27. 30/3/2011 tarihli ve 6216 sayılı Anayasa Mahkemesinin Kuruluşu ve Yargılama Usulleri Hakkında Kanun'un 47. maddesinin (5) numaralı fıkrası ile Anayasa Mahkemesi İçtüzüğünün 64. maddesinin (1) numaralı fıkrası uyarınca bireysel başvuruların başvuru yollarının tüketildiği tarihten, başvuru yolu öngörülmemiş ise ihlalin öğrenildiği tarihten itibaren otuz gün içinde yapılması gerekmektedir (Yasin Yaman, B. No: 2012/1075, 12/2/2013, §§ 18, 19). Bireysel başvurunun kabul edilebilirlik koşullarından olan başvuru süresine riayet edilmesi şartı, bireysel başvuru incelemesinin her aşamasında resen nazara alınması gereken bir başvuru koşuludur (Taner Kurban, B. No: 2013/1582, 7/11/2013, § 19).

28. Başvurucunun -başvuru formunda öz itibarıyla dile getirmiş olması kaydıyla- şikâyetlerini sonradan vereceği dilekçelerle detaylandırmasının önünde bir engel bulunmamaktadır. Bununla birlikte somut olayda başvurucu, başvuru formunda maddi hak ile ilgili şikâyetini öz itibarıyla dahi olsa ileri sürmemiştir. Başvuru formunda sadece Anayasa'nın bazı maddelerinin ismen zikredilmesiyle yetinilmiştir. Bu açıdan otuz günlük başvuru süresinden sonra verilen dilekçede ilk kez ileri sürülen şikâyetlerin dikkate alınması ve incelenmesi mümkün değildir.

29. Aksinin kabulü halinde, başvuru formunda sadece Anayasa maddelerine atıf yapılarak sonraki süreçte başvuru sonuçlandırılıncaya kadar ek dilekçelerle farklı ve bağımsız ihlal iddialarının dile getirilmesi mümkün olacaktır.

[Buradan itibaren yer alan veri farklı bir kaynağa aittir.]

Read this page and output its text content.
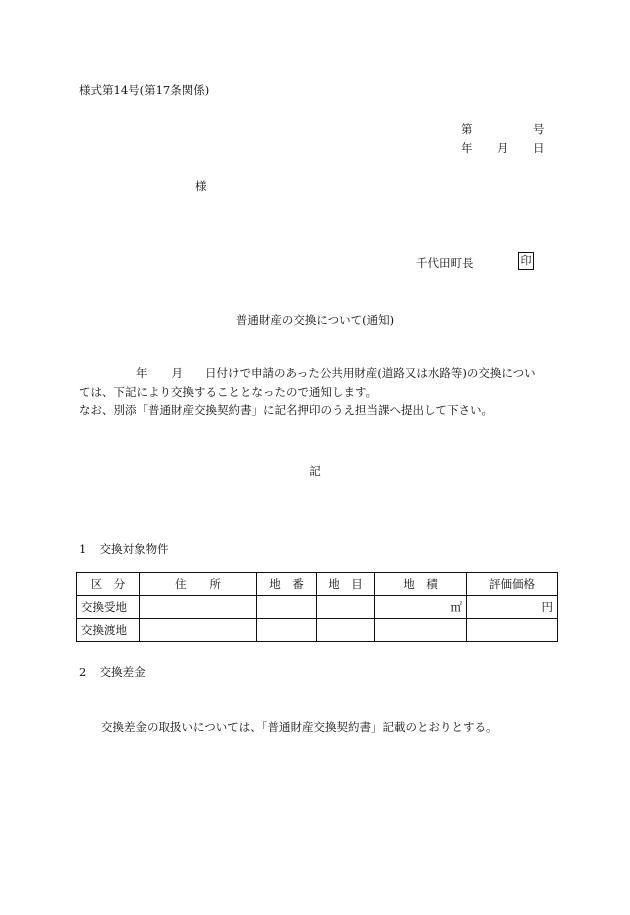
様式第14号(第17条関係)
第	号
年 月 日
様
千代田町長	印
普通財産の交換について(通知)

年 月 日付けで申請のあった公共用財産(道路又は水路等)の交換につい

ては、下記により交換することとなったので通知します。

なお、別添「普通財産交換契約書」に記名押印のうえ担当課へ提出して下さい。

記
1 交換対象物件
区　分	住　　所	地　番	地　目	地　積	評価価格
交換受地				㎡	円
交換渡地					
2 交換差金
交換差金の取扱いについては、「普通財産交換契約書」記載のとおりとする。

Bu da bireysel başvuru için öngörülen otuz günlük süre kuralını anlamsız hale getirecektir (benzer yöndeki karar için bkz. Ümüt Demir, B. No: 2012/1000, 18/9/2014, § 31).

30. Bu durumda başvurunun yalnızca adil yargılanma hakkına ilişkin şikâyet yönünden incelenebileceği sonucuna varılmıştır.

2. Kabul Edilebilirlik Yönünden

31. Anayasa’nın 148. maddesinin üçüncü fıkrası şöyledir:

 “Herkes, Anayasada güvence altına alınmış temel hak ve özgürlüklerinden, Avrupa İnsan Hakları Sözleşmesi kapsamındaki herhangi birinin kamu gücü tarafından, ihlal edildiği iddiasıyla Anayasa Mahkemesine başvurabilir. Başvuruda bulunabilmek için olağan kanun yollarının tüketilmiş olması şarttır.”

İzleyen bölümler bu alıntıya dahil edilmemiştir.